İlk olarak halkın yoksulluğu ve işsizliği kullanılarak, iş vaatleriyle , madenciliğin hakkında bilgi olmadan bu işe sevinçle yaklaşıyorlardı. Öğrendiklerinde ve çalışmalar başladığında felakaetleri görüyor, yaşıyor ve mağdur oluyorlar. Baskı, korku, sindirme ve şiddet politikalarını yaşamış olunca geç kaldıklarını ve başka yerlerdeki insanları dikkatli olması gerektiğini söylüyorlar. Ama bu işlerde çalışanlar,işçiler hem korku hem de işsizlik baskısıyla geleceğini peşkeş çekmek durumuna getirildiler. Halk çoğu yerde bölünmüş ve çatışma konumuna sokulmuştur. Tarlasını ortak süren insanlar birbirlerine selam vermez duruma gelmişlerdir.

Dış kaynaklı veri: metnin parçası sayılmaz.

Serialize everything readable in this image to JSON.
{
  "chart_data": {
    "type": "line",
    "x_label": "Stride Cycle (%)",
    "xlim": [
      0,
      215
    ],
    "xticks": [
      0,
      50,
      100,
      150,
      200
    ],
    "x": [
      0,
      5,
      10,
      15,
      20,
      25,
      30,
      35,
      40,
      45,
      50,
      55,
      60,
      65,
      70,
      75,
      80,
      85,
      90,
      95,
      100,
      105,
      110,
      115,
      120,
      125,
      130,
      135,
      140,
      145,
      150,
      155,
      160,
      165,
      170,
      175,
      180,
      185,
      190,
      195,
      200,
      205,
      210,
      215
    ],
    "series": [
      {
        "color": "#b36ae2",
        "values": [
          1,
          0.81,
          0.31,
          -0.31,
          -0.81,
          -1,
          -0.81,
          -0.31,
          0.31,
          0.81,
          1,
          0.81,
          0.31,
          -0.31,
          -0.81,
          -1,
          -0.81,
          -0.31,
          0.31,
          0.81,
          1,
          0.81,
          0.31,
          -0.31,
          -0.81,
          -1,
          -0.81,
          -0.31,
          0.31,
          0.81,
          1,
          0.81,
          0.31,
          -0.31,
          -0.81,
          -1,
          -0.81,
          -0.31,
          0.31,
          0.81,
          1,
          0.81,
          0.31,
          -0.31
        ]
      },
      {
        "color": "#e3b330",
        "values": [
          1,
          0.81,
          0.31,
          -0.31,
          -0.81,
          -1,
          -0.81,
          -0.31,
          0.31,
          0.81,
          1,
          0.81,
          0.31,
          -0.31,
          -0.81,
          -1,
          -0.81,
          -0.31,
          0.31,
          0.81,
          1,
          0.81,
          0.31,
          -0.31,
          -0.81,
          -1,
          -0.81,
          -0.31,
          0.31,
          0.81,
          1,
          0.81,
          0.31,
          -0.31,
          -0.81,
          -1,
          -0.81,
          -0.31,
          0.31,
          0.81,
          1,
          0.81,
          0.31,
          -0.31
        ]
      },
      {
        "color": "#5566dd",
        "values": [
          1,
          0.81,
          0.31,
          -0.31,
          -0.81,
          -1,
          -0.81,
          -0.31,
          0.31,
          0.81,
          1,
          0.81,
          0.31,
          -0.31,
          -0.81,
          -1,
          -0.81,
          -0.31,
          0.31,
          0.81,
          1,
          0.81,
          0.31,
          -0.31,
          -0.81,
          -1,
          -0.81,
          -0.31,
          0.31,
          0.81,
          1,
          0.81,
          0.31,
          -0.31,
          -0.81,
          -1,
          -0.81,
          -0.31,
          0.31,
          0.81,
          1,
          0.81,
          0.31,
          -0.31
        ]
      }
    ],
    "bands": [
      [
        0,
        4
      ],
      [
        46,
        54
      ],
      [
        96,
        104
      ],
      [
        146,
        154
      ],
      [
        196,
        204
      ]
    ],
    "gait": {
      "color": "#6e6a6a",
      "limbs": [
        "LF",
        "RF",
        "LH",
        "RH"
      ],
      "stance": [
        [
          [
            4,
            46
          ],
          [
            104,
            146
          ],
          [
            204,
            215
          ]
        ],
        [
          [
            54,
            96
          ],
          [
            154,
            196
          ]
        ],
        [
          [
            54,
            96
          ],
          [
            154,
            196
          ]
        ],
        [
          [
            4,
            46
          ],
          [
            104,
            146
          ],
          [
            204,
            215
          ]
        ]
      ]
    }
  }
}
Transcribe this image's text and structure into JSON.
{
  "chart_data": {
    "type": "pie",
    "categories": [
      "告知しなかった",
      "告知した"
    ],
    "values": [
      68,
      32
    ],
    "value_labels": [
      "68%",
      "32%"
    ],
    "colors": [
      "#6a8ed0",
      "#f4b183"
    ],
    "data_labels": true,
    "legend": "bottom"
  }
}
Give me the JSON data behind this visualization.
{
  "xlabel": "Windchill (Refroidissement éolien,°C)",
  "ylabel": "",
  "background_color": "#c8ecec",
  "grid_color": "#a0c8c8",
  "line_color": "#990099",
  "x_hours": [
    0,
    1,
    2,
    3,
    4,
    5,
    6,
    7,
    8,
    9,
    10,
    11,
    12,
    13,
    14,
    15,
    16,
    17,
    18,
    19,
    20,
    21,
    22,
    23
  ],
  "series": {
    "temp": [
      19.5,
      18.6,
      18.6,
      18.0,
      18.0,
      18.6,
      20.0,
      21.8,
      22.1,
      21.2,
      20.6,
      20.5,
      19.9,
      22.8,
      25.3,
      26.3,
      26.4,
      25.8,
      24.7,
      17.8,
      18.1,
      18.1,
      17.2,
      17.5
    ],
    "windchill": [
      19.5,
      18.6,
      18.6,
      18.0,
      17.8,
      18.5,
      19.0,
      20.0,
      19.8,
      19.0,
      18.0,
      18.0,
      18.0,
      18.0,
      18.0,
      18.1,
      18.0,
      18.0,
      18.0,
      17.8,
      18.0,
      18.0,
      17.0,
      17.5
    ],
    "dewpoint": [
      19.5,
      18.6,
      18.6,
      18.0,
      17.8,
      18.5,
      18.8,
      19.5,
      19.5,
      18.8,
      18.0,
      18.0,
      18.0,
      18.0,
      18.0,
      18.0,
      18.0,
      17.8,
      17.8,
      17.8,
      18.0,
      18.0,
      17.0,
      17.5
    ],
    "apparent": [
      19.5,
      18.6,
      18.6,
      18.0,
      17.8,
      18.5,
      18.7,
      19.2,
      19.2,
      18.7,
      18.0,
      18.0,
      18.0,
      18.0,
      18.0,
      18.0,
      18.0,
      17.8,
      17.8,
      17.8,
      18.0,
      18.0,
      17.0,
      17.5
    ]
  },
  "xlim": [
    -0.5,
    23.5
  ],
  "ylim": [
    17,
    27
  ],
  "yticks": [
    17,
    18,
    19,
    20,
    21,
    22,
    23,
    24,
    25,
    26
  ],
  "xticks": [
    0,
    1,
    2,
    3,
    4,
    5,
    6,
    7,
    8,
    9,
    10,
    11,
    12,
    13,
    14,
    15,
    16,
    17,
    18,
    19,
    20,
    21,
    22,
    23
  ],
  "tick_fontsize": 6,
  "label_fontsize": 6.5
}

Altın ve diğer madenlere karşı doğa hakları devlete rağmen sizce nasıl korunabilir? Kaz Dağları için verilen mücadeleyi önemli bir örnek olarak değerlendiryor musunuz?
Toplumsal bilinç geliştirelerek, çıkarılan bütün yasalara ve düzenlemeler, derhal iptal edilmesii sağlayacak eylemsel hareketler yaratılmalıdır. Bu olmadıkçe coğrafyamız zehir yığınlarıyla cehennem çukurlarına dönüşecektir. Kaz dağları 20 yıldır delik deşik ediliyor. Ancak Kirazlı bölgesi için Çanakkale belediye başkanının çağdısı karşılık bulmuş. Bütün Türkiye bu gündemle perişanlığı görür olmuştur. Tıpkı Yırca gibi. Ancak bir nokta ile sınırlı olması kurtuluş olmayacaktır. Zap suyundan Hasankeyf’e, Niğde Bolkarlardan Trakya Meriç nehrine, Kırklareli İğneada’dan Artvin Cerattepeye, Çoruh Nehri’nden Kazdağlarına, Bergama’dan Sıvas Kangal Yılanlı Dağa, Bakır Tepeye oradan Erzincan İliç’e, İliçten Munzur’a Dersim Mercan suyundan Fatsa’ya oradan Muğla’ya , oradan Kütahya Gümüşköy’e, Balıkesir Balya’dan Gümüşhane’ye oradan Trabzon Boztepeye, Sürmene’den Diyarbakır Suriçi’ne bir yol bir dayanışma olması gerektiğini Kaz Dağları eylemi göstermiştir. Bu açıdan önemli bir çıkıştır. Ama sönümlenmeden bütün coğrafyada bilince çıkarılmalıdır.